Seperti diketahui, sejumlah pembalap MotoGP memilih tinggal di Andorra yang terletak di antara Spanyol dan Prancis. Negara kecil itu memberlakukan tarif pajak yang ringan.

Sementara, Spanyol memiliki aturan yang berbeda. Untuk mereka yang berpendapatan lebih dari 300 ribu Euro (setara Rp6,1 miliar), akan dipungut pajak sebesar 47 persen.
Tapi, Marquez mengaku tidak masalah harus bayar pajak yang cukup mencekik tersebut. Sebab, pada akhirnya, ia juga meraup pendapatan yang tidak sedikit.

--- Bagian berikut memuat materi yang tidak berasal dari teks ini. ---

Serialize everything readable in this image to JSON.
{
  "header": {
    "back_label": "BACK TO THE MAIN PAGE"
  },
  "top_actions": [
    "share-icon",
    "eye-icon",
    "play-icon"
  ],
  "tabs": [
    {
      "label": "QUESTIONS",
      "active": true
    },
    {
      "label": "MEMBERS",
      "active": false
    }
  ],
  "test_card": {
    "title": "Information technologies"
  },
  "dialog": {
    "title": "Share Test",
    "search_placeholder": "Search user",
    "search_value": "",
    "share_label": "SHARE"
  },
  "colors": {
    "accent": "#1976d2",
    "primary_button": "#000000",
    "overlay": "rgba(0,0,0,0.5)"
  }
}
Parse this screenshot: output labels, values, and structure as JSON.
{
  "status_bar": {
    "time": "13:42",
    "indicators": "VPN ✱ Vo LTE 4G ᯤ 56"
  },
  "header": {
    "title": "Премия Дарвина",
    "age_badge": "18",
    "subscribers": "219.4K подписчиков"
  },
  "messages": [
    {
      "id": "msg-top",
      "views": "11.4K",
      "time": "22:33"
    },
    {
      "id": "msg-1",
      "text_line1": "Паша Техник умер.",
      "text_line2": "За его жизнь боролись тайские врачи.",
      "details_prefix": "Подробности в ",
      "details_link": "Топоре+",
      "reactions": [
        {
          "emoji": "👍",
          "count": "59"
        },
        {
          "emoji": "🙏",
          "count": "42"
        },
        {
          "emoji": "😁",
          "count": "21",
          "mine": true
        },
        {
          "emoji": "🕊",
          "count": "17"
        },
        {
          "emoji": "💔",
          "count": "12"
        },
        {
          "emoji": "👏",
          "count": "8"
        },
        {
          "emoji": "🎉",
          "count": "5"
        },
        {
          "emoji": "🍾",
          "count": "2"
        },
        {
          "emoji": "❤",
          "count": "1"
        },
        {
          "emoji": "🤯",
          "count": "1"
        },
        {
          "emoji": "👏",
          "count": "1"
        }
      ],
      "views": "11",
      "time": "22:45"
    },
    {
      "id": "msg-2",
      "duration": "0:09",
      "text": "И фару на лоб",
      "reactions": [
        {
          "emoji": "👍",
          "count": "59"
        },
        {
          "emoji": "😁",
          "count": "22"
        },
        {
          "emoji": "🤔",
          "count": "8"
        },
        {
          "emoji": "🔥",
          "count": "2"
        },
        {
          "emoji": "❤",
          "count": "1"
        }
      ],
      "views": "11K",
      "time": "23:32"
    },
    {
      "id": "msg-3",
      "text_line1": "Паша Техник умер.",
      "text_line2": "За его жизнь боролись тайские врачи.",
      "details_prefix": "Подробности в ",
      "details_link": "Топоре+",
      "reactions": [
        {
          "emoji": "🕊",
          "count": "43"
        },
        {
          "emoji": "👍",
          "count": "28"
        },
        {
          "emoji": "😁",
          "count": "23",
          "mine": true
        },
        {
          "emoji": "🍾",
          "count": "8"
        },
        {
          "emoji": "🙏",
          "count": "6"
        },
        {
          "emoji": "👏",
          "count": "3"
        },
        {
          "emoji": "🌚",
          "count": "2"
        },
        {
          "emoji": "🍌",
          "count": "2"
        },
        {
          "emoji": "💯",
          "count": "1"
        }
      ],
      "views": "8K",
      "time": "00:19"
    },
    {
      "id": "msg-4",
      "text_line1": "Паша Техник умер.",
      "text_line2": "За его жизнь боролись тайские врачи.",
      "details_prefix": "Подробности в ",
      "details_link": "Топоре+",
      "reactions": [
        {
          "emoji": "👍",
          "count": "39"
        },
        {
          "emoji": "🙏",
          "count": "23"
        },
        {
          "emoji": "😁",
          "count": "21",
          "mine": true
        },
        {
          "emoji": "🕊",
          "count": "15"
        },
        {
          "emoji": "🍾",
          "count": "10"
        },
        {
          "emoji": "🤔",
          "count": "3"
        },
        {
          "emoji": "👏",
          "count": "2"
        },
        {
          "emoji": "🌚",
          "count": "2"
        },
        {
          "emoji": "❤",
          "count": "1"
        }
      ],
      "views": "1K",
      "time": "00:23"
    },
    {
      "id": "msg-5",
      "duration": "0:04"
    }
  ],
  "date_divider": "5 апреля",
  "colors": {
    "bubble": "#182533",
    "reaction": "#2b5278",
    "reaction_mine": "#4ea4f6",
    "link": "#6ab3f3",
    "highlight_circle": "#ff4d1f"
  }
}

“Saya paham dengan orang-orang yang ingin pindah dan mereka bebas untuk melakukannya. Tapi, ini hanya opini pribadi saya, saya merasa bebas tinggal di mana pun saya mau,” papar Marquez, dinukil dari Crash, Minggu (26/7/2026).
“Jadi, tentu saja, fakta saya mendapat (banyak uang), dan jika saya bayar pajak, saya masih punya banyak (uang),” imbuh pria berusia 33 tahun tersebut.